Viene a lo lejos doña Elisa. Es decir, vienen dos mujeres muy despacito. Hace tiempo que están bajando la cuesta. Las dos solas en todo el camino, y sus haldas dejan un humo de tierra.

Viste la señora hábito del Carmen de mucha ropa, y le baja hasta el vientre una mantellina de pana. La cubre un paraguas de ballenas combas que trae su sobrina, también vieja, menudita y dura; el filo de la espalda le sale bajo el manto; todo lo mira con humildad y con antiguo rubor de soltera. Las dos calzan alpargatas grises.
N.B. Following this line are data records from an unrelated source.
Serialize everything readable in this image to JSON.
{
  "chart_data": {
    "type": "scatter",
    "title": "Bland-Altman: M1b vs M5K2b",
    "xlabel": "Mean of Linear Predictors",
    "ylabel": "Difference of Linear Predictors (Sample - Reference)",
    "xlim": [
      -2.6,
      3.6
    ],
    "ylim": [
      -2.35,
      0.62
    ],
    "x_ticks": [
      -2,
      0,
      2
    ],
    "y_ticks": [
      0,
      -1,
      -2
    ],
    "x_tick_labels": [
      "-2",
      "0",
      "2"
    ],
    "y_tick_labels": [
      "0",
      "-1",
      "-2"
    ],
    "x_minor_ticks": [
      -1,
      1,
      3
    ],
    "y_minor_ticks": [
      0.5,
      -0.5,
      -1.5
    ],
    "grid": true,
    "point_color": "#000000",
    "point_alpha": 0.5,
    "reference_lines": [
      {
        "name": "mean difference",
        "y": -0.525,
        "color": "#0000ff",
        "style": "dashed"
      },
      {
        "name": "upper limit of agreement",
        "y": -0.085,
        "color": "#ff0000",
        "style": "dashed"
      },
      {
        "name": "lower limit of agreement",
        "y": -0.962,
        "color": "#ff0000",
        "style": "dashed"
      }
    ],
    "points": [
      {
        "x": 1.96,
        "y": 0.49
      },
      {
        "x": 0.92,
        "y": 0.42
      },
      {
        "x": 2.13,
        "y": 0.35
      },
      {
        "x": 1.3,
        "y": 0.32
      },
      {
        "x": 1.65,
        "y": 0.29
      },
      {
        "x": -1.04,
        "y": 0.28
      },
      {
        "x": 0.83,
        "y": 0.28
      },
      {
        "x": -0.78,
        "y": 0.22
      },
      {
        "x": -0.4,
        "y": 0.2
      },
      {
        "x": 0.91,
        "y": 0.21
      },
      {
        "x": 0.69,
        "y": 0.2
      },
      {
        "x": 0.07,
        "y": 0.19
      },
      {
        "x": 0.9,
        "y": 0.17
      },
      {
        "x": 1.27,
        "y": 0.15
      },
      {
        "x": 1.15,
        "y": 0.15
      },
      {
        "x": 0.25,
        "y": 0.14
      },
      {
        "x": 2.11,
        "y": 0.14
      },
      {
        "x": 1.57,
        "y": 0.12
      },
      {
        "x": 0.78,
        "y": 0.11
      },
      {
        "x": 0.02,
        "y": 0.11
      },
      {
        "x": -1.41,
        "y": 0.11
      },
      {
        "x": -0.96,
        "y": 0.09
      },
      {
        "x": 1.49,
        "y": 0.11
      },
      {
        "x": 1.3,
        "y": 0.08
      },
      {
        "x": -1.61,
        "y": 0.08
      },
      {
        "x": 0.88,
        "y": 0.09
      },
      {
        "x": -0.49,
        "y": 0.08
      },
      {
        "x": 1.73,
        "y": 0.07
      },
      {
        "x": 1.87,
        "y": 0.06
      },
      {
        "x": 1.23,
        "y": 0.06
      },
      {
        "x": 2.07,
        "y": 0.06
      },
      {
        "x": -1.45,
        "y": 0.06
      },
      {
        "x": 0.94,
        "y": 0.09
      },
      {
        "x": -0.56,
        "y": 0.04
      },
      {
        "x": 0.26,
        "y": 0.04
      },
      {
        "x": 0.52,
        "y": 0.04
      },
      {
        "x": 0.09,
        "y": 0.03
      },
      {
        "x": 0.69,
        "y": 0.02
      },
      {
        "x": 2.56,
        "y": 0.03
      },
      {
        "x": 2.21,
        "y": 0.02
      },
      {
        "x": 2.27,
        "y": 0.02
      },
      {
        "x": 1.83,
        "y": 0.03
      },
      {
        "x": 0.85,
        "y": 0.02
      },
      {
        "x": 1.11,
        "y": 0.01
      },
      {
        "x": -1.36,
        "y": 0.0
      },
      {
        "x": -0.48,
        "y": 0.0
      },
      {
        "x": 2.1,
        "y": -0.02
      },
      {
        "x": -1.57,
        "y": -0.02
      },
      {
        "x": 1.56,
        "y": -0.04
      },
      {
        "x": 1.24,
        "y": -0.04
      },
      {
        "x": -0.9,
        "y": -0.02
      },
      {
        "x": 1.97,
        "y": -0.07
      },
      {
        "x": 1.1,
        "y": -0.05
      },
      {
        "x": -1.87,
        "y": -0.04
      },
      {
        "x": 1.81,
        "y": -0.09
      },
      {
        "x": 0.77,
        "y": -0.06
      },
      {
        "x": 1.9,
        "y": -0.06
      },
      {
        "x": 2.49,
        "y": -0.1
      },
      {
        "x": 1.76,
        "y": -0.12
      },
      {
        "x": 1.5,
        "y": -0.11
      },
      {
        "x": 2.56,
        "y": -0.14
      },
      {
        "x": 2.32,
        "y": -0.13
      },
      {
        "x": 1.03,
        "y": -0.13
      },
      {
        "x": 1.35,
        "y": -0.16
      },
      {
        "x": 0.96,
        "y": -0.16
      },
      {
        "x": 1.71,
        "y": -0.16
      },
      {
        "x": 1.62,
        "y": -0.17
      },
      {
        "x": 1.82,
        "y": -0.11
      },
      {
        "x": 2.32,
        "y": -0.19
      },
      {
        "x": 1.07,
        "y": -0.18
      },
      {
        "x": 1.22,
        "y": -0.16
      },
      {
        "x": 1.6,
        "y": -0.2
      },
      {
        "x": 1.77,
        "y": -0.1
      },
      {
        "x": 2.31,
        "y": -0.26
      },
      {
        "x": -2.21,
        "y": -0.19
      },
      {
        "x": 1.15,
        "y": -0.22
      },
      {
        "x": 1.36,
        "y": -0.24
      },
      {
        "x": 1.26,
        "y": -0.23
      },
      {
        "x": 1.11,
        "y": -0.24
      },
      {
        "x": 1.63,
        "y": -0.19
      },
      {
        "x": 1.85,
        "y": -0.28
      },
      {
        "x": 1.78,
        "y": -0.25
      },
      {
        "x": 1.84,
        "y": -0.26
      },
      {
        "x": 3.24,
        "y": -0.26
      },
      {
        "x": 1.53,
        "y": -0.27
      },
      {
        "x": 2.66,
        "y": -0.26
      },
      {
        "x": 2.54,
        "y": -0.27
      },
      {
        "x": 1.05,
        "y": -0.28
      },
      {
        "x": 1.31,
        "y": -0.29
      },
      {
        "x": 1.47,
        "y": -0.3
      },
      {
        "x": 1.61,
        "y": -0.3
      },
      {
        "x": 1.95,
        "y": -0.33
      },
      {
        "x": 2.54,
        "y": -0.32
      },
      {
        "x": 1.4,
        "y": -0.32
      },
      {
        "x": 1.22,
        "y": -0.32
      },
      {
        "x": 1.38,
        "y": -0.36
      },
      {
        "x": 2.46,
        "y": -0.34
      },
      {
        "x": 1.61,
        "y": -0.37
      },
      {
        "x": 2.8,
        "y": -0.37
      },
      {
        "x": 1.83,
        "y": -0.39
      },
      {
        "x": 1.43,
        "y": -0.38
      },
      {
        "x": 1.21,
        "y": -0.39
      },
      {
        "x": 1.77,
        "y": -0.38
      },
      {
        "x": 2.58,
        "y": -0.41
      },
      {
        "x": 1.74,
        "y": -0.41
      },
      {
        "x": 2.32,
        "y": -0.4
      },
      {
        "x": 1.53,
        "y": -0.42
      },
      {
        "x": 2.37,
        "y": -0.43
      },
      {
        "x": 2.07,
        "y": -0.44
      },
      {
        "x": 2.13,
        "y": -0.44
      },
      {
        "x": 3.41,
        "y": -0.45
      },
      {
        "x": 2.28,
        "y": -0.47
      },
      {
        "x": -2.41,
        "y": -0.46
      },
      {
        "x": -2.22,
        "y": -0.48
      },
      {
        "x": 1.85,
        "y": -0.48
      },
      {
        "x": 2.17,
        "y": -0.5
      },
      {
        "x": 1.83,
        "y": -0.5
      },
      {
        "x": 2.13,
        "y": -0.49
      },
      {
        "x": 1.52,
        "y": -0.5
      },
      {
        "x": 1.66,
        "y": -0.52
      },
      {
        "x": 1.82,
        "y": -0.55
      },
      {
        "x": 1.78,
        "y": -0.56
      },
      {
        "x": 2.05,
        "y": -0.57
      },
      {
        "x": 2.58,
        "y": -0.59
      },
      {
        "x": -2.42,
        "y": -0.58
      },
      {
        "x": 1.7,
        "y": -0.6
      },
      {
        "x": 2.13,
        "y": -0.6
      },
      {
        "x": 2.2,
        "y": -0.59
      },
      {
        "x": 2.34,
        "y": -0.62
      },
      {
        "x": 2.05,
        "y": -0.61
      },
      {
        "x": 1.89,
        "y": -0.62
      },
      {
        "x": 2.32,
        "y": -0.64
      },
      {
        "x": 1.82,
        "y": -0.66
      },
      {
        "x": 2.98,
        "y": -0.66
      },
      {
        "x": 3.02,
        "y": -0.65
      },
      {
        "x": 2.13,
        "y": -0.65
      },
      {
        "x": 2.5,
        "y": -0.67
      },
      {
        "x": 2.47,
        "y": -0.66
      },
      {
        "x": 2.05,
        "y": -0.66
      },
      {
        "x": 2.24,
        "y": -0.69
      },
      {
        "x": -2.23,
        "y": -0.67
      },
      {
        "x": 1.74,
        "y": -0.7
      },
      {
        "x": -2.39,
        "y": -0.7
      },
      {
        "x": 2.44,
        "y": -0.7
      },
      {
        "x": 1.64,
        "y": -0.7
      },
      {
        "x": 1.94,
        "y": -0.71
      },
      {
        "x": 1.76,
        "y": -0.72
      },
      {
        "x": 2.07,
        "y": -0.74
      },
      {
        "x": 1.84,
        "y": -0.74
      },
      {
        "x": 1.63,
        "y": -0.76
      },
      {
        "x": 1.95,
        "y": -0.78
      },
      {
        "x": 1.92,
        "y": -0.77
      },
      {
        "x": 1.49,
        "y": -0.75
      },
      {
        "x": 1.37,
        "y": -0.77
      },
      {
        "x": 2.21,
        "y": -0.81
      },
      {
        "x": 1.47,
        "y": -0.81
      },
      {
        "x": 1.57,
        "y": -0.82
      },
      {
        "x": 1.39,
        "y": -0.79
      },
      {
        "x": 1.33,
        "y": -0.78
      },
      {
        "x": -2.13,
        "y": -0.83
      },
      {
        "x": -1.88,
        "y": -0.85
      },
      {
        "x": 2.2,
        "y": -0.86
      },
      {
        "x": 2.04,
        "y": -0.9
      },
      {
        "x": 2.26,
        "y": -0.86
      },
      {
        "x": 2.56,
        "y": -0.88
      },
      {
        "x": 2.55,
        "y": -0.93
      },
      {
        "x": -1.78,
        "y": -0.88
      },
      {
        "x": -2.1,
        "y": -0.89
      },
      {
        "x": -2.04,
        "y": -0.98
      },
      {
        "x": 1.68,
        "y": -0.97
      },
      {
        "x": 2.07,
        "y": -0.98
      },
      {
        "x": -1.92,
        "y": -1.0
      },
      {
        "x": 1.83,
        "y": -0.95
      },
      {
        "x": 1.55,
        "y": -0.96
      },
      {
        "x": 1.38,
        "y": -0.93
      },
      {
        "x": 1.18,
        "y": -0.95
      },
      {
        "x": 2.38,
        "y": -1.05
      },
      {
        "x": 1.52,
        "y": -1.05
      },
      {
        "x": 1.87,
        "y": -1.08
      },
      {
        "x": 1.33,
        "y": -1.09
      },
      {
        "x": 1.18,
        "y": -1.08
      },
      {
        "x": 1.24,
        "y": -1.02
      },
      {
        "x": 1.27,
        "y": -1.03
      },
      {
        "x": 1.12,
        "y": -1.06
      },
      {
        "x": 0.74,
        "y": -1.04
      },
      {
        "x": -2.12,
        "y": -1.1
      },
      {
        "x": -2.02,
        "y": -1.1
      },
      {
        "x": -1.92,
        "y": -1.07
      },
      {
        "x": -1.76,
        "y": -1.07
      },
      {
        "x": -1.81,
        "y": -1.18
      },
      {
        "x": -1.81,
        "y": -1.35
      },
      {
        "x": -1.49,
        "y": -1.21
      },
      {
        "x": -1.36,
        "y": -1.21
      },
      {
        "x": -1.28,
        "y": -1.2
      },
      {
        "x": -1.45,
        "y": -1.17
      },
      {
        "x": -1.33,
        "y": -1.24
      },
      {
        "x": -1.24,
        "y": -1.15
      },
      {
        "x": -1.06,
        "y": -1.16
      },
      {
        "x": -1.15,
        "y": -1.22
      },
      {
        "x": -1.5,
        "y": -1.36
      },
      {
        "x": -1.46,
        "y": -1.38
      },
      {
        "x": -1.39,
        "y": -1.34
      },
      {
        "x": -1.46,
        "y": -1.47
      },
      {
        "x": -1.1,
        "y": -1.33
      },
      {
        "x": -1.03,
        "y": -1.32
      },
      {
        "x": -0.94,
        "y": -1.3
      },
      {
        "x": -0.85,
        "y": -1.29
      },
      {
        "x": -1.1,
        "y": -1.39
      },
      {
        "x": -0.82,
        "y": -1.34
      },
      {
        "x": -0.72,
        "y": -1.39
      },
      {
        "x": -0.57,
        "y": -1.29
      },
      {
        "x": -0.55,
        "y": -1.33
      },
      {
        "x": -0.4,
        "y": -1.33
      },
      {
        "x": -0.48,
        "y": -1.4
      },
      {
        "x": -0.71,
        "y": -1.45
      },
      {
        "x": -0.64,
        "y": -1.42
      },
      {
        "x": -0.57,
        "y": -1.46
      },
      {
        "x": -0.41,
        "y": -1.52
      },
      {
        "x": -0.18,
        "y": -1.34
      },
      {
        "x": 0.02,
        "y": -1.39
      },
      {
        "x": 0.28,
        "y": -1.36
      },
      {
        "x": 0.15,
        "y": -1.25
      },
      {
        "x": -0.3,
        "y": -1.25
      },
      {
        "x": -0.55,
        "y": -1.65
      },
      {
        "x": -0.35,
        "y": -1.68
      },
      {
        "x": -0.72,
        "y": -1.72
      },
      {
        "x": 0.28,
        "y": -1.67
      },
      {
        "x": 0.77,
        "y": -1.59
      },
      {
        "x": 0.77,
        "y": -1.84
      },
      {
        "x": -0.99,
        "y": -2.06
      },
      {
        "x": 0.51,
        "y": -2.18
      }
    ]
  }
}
Sigüenza les da sillas; elogia el casal, y se duele de las ventanas tabicadas.–Esas ventanas...–Pero no pudo decir más. Es que en seguida la señora, cansándose, desmemoriándose y enmendándose, inocente y terca, lo habla todo. Todo lo recuerda como si lo viese bajo un vidrio empañado. Saca exclamaciones, anécdotas, lloros, risas, refranes; y con los dedos, rígidos y estremecidos, parece que se lo deje en la falda; se le olvida y después lo toma y lo descoge. A veces le lloran los ojos sin pena; o le solloza la vocecita, con los párpados enjutos; y la mirada se le duerme en un telo, en una niebla de desolación.

Y Sigüenza se dice: Es que se sumerge en una quietud de eternidad; es el presentimiento velado de la eternidad; ¡es la eternidad!...–Todavía no se le quejará de las ventanas.

La señora pertenece a la casa de más hacienda y rango de todo el término; como que a su padre lo secuestró una cuadrilla de ladrones para exigir rescate.

–¿Es que iba de camino y solo por esos montes?–le pregunta Sigüenza.

No; no iba de camino, sino que estaba paseando al sol, en esta misma heredad. Porque entonces la heredad estaba más lejos del pueblo que ahora; el pueblo no bajaba tanto; se apretaba todo al amor de la parroquia; y no había carretera.